SulawesiPos.com – Program Makan Bergizi Gratis (MBG) dipastikan tetap berjalan selama bulan Ramadhan, meski dengan pola penyaluran yang disesuaikan dengan kondisi peserta didik.
Saat meninjau Satuan Pelayanan Pemenuhan Gizi (SPPG) di Kabupaten Gowa, Sulawesi Selatan, Menteri Koordinator Bidang Pangan, Zulkifli Hasan, menegaskan bahwa pemerintah tidak menghentikan program tersebut, melainkan menyesuaikan mekanisme pembagian agar tetap relevan dengan situasi ibadah puasa.

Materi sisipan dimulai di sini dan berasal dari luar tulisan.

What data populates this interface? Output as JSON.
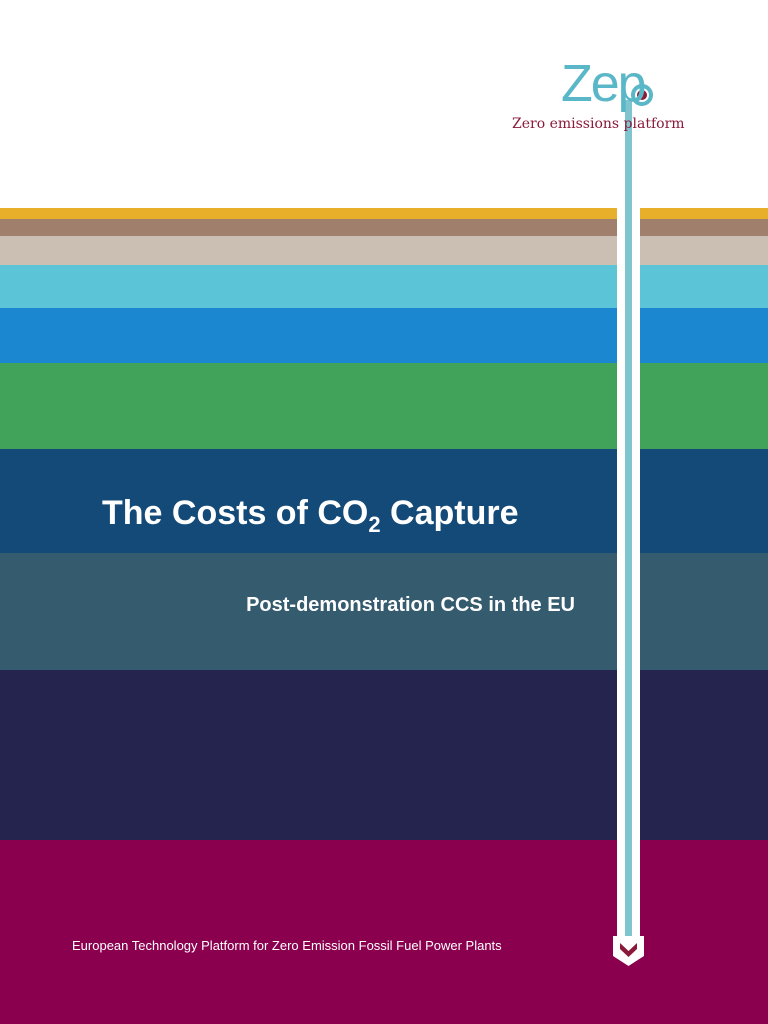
{
  "logo": {
    "wordmark": "Zep",
    "tagline": "Zero emissions platform"
  },
  "title": {
    "main": "The Costs of CO",
    "subscript": "2",
    "rest": " Capture"
  },
  "subtitle": "Post-demonstration CCS in the EU",
  "footer": "European Technology Platform for Zero Emission Fossil Fuel Power Plants"
}
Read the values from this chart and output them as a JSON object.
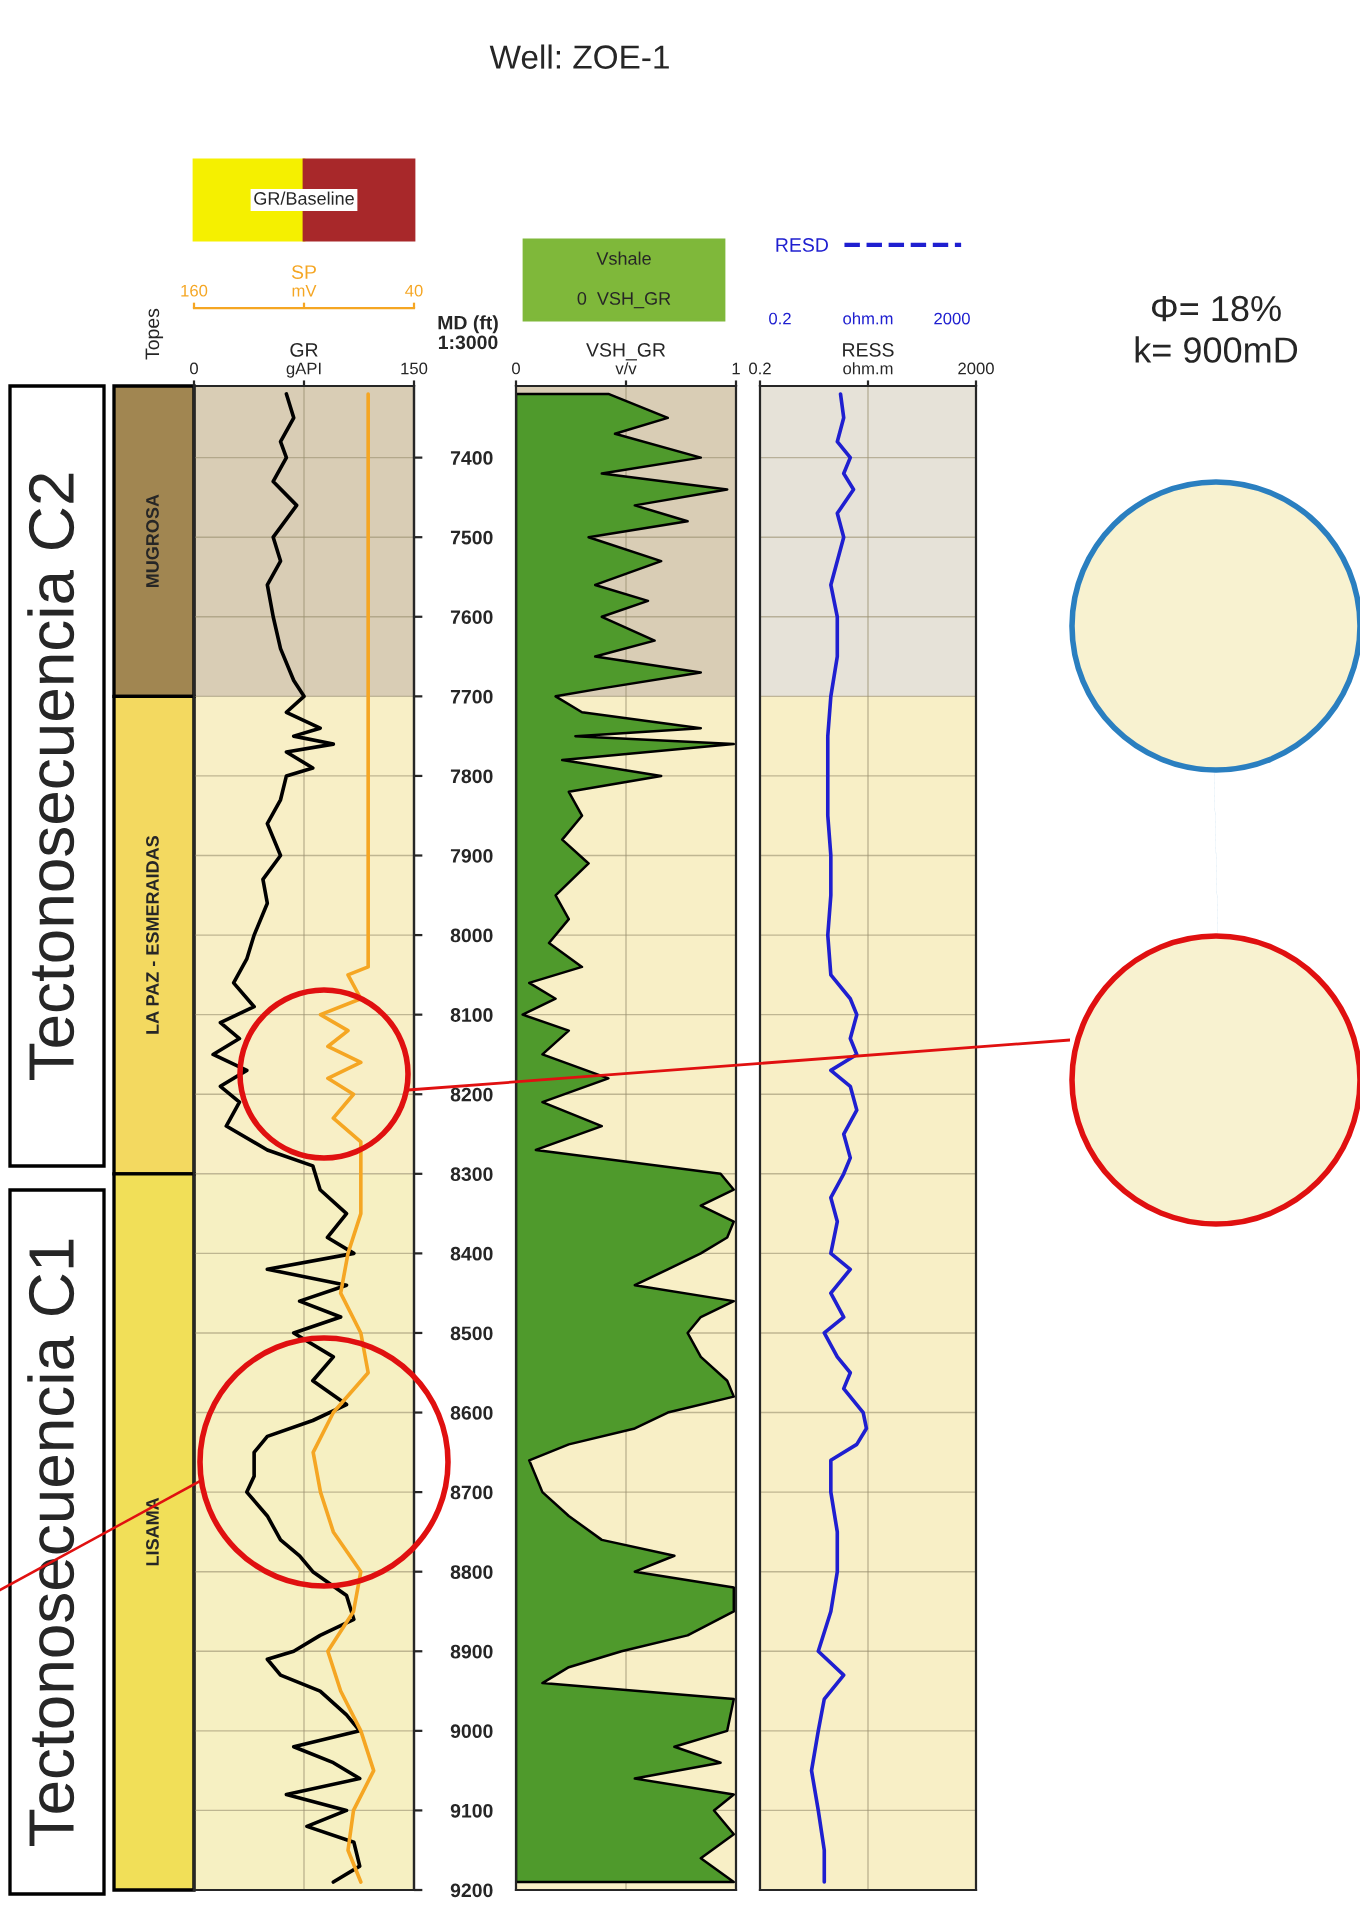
{
  "chart_data": [
    {
      "type": "line",
      "orientation": "horizontal",
      "xlabel": "GR",
      "x2label": "SP",
      "ylabel": "MD (ft)",
      "annotations": [
        "GR/Baseline",
        "Topes",
        "1:3000",
        "Tectonosecuencia C2",
        "Tectonosecuencia C1"
      ],
      "xlim": [
        0,
        150
      ],
      "xticks": [
        0,
        {
          "value": 75,
          "label": "gAPI"
        },
        150
      ],
      "x2lim": [
        160,
        40
      ],
      "x2ticks": [
        160,
        {
          "value": 100,
          "label": "mV"
        },
        40
      ],
      "ylim": [
        9200,
        7310
      ],
      "yticks": [
        7400,
        7500,
        7600,
        7700,
        7800,
        7900,
        8000,
        8100,
        8200,
        8300,
        8400,
        8500,
        8600,
        8700,
        8800,
        8900,
        9000,
        9100,
        9200
      ],
      "grid": true,
      "bands": [
        {
          "axis": "y",
          "from": 7310,
          "to": 7700,
          "label": "MUGROSA",
          "color": "#d9cdb5"
        },
        {
          "axis": "y",
          "from": 7700,
          "to": 8300,
          "label": "LA PAZ - ESMERAIDAS",
          "color": "#f8efc6"
        },
        {
          "axis": "y",
          "from": 8300,
          "to": 9200,
          "label": "LISAMA",
          "color": "#f6f0c2"
        }
      ],
      "series": [
        {
          "color": "#000000",
          "x": [
            7320,
            7350,
            7380,
            7400,
            7430,
            7460,
            7500,
            7530,
            7560,
            7600,
            7640,
            7680,
            7700,
            7720,
            7740,
            7750,
            7760,
            7770,
            7790,
            7800,
            7830,
            7860,
            7900,
            7930,
            7960,
            8000,
            8030,
            8060,
            8090,
            8110,
            8130,
            8150,
            8170,
            8190,
            8210,
            8240,
            8270,
            8290,
            8320,
            8350,
            8380,
            8400,
            8420,
            8440,
            8460,
            8480,
            8500,
            8530,
            8560,
            8590,
            8610,
            8630,
            8650,
            8680,
            8700,
            8730,
            8760,
            8780,
            8800,
            8830,
            8860,
            8880,
            8900,
            8910,
            8930,
            8950,
            8980,
            9000,
            9020,
            9040,
            9060,
            9080,
            9100,
            9120,
            9140,
            9170,
            9190
          ],
          "values": [
            63,
            68,
            59,
            63,
            54,
            70,
            54,
            59,
            50,
            54,
            59,
            68,
            75,
            63,
            86,
            68,
            95,
            63,
            81,
            63,
            59,
            50,
            59,
            47,
            50,
            41,
            36,
            27,
            41,
            18,
            31,
            13,
            36,
            18,
            31,
            22,
            50,
            81,
            86,
            104,
            91,
            109,
            50,
            104,
            72,
            100,
            68,
            95,
            81,
            104,
            81,
            50,
            41,
            41,
            36,
            50,
            59,
            72,
            81,
            104,
            109,
            86,
            68,
            50,
            59,
            86,
            104,
            113,
            68,
            95,
            113,
            63,
            104,
            77,
            109,
            113,
            95
          ]
        },
        {
          "color": "#f5a623",
          "axis": "x2",
          "x": [
            7320,
            7500,
            7700,
            7900,
            8040,
            8050,
            8080,
            8100,
            8120,
            8140,
            8160,
            8180,
            8200,
            8230,
            8260,
            8300,
            8350,
            8400,
            8450,
            8500,
            8550,
            8600,
            8650,
            8700,
            8750,
            8800,
            8850,
            8900,
            8950,
            9000,
            9050,
            9100,
            9150,
            9190
          ],
          "values": [
            65,
            65,
            65,
            65,
            65,
            76,
            69,
            91,
            76,
            87,
            69,
            87,
            73,
            84,
            69,
            69,
            69,
            76,
            80,
            69,
            65,
            84,
            95,
            91,
            84,
            69,
            73,
            87,
            80,
            69,
            62,
            73,
            76,
            69
          ]
        }
      ]
    },
    {
      "type": "area",
      "title": "Well: ZOE-1",
      "orientation": "horizontal",
      "xlabel": "VSH_GR",
      "annotations": [
        "Vshale",
        "0  VSH_GR"
      ],
      "xlim": [
        0,
        1
      ],
      "xticks": [
        0,
        {
          "value": 0.5,
          "label": "v/v"
        },
        1
      ],
      "ylim": [
        9200,
        7310
      ],
      "yticks": [
        7400,
        7500,
        7600,
        7700,
        7800,
        7900,
        8000,
        8100,
        8200,
        8300,
        8400,
        8500,
        8600,
        8700,
        8800,
        8900,
        9000,
        9100,
        9200
      ],
      "tick_labels": "x",
      "grid": true,
      "bands": [
        {
          "axis": "y",
          "from": 7310,
          "to": 7700,
          "color": "#d9cdb5"
        },
        {
          "axis": "y",
          "from": 7700,
          "to": 9200,
          "color": "#f8efc6"
        }
      ],
      "series": [
        {
          "color": "#4f9a2c",
          "x": [
            7320,
            7350,
            7370,
            7400,
            7420,
            7440,
            7460,
            7480,
            7500,
            7530,
            7560,
            7580,
            7600,
            7630,
            7650,
            7670,
            7690,
            7700,
            7720,
            7740,
            7750,
            7760,
            7780,
            7800,
            7820,
            7850,
            7880,
            7910,
            7950,
            7980,
            8010,
            8040,
            8060,
            8080,
            8100,
            8120,
            8150,
            8180,
            8210,
            8240,
            8270,
            8300,
            8320,
            8340,
            8360,
            8380,
            8400,
            8420,
            8440,
            8460,
            8480,
            8500,
            8530,
            8560,
            8580,
            8600,
            8620,
            8640,
            8660,
            8700,
            8730,
            8760,
            8780,
            8800,
            8820,
            8850,
            8880,
            8900,
            8920,
            8940,
            8960,
            9000,
            9020,
            9040,
            9060,
            9080,
            9100,
            9130,
            9160,
            9190
          ],
          "values": [
            0.42,
            0.69,
            0.45,
            0.84,
            0.39,
            0.96,
            0.54,
            0.78,
            0.33,
            0.66,
            0.36,
            0.6,
            0.39,
            0.63,
            0.36,
            0.84,
            0.39,
            0.18,
            0.3,
            0.84,
            0.27,
            0.99,
            0.21,
            0.66,
            0.24,
            0.3,
            0.21,
            0.33,
            0.18,
            0.24,
            0.15,
            0.3,
            0.06,
            0.18,
            0.03,
            0.24,
            0.12,
            0.42,
            0.12,
            0.39,
            0.09,
            0.93,
            0.99,
            0.84,
            0.99,
            0.96,
            0.84,
            0.69,
            0.54,
            0.99,
            0.84,
            0.78,
            0.84,
            0.96,
            0.99,
            0.69,
            0.54,
            0.24,
            0.06,
            0.12,
            0.24,
            0.39,
            0.72,
            0.54,
            0.99,
            0.99,
            0.78,
            0.48,
            0.24,
            0.12,
            0.99,
            0.96,
            0.72,
            0.93,
            0.54,
            0.99,
            0.9,
            0.99,
            0.84,
            0.99
          ]
        }
      ]
    },
    {
      "type": "line",
      "orientation": "horizontal",
      "xlabel": "RESS",
      "log": "x",
      "legend": "top",
      "annotations": [
        "Φ= 18%\nk= 900mD",
        "0.2",
        "ohm.m",
        "2000"
      ],
      "xlim": [
        0.2,
        2000
      ],
      "xticks": [
        0.2,
        {
          "value": 20,
          "label": "ohm.m"
        },
        2000
      ],
      "ylim": [
        9200,
        7310
      ],
      "yticks": [
        7400,
        7500,
        7600,
        7700,
        7800,
        7900,
        8000,
        8100,
        8200,
        8300,
        8400,
        8500,
        8600,
        8700,
        8800,
        8900,
        9000,
        9100,
        9200
      ],
      "tick_labels": "x",
      "grid": true,
      "bands": [
        {
          "axis": "y",
          "from": 7310,
          "to": 7700,
          "color": "#e6e2d8"
        },
        {
          "axis": "y",
          "from": 7700,
          "to": 9200,
          "color": "#f8efc6"
        }
      ],
      "series": [
        {
          "name": "RESD",
          "color": "#1f1fd0",
          "x": [
            7320,
            7350,
            7380,
            7400,
            7420,
            7440,
            7470,
            7500,
            7530,
            7560,
            7600,
            7650,
            7700,
            7750,
            7800,
            7850,
            7900,
            7950,
            8000,
            8050,
            8080,
            8100,
            8130,
            8150,
            8170,
            8190,
            8220,
            8250,
            8280,
            8300,
            8330,
            8360,
            8400,
            8420,
            8450,
            8480,
            8500,
            8530,
            8550,
            8570,
            8600,
            8620,
            8640,
            8660,
            8700,
            8750,
            8800,
            8850,
            8900,
            8930,
            8960,
            9000,
            9050,
            9100,
            9150,
            9190
          ],
          "values": [
            6.2,
            7.1,
            5.4,
            9.4,
            7.1,
            10.8,
            5.4,
            7.1,
            5.4,
            4.1,
            5.4,
            5.4,
            4.1,
            3.6,
            3.6,
            3.6,
            4.1,
            4.1,
            3.6,
            4.1,
            9.4,
            12.4,
            9.4,
            12.4,
            4.1,
            9.4,
            12.4,
            7.1,
            9.4,
            7.1,
            4.1,
            5.4,
            4.1,
            9.4,
            4.1,
            7.1,
            3.1,
            5.4,
            9.4,
            7.1,
            16.3,
            18.7,
            12.4,
            4.1,
            4.1,
            5.4,
            5.4,
            4.1,
            2.4,
            7.1,
            3.1,
            2.4,
            1.8,
            2.4,
            3.1,
            3.1
          ]
        }
      ]
    }
  ]
}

“Pembagian MBG tetap berlanjut meski di bulan Ramadhan. Hanya saja, mekanismenya berubah menyesuaikan situasinya,” ujarnya Jumat (6/2/2026) dikutip dari Antara.
Ia menjelaskan, perbedaan skema pembagian diberlakukan berdasarkan latar belakang agama siswa.
Peserta didik beragama Islam akan menerima paket makanan kering yang bisa dibawa pulang dan dikonsumsi saat berbuka puasa.
Sementara itu, siswa non-Muslim tetap memperoleh makanan siap santap seperti pada hari-hari biasa di luar bulan Ramadhan.
“Di bulan Ramadhan kan itu tidak semua siswa beragama Islam,” katanya.
Untuk paket makanan kering, pemerintah menyiapkan menu praktis namun tetap bergizi, seperti telur rebus, kacang-kacangan, roti, susu kemasan, serta menu pendukung lainnya.
Zulkifli Hasan juga memastikan bahwa seluruh makanan yang dibagikan, baik untuk siswa, ibu hamil, maupun anak usia di bawah dua tahun, telah memenuhi standar gizi nasional.
Ia menambahkan, SPPG memiliki tenaga ahli yang bertugas memastikan takaran dan komposisi gizi sesuai kebutuhan penerima manfaat.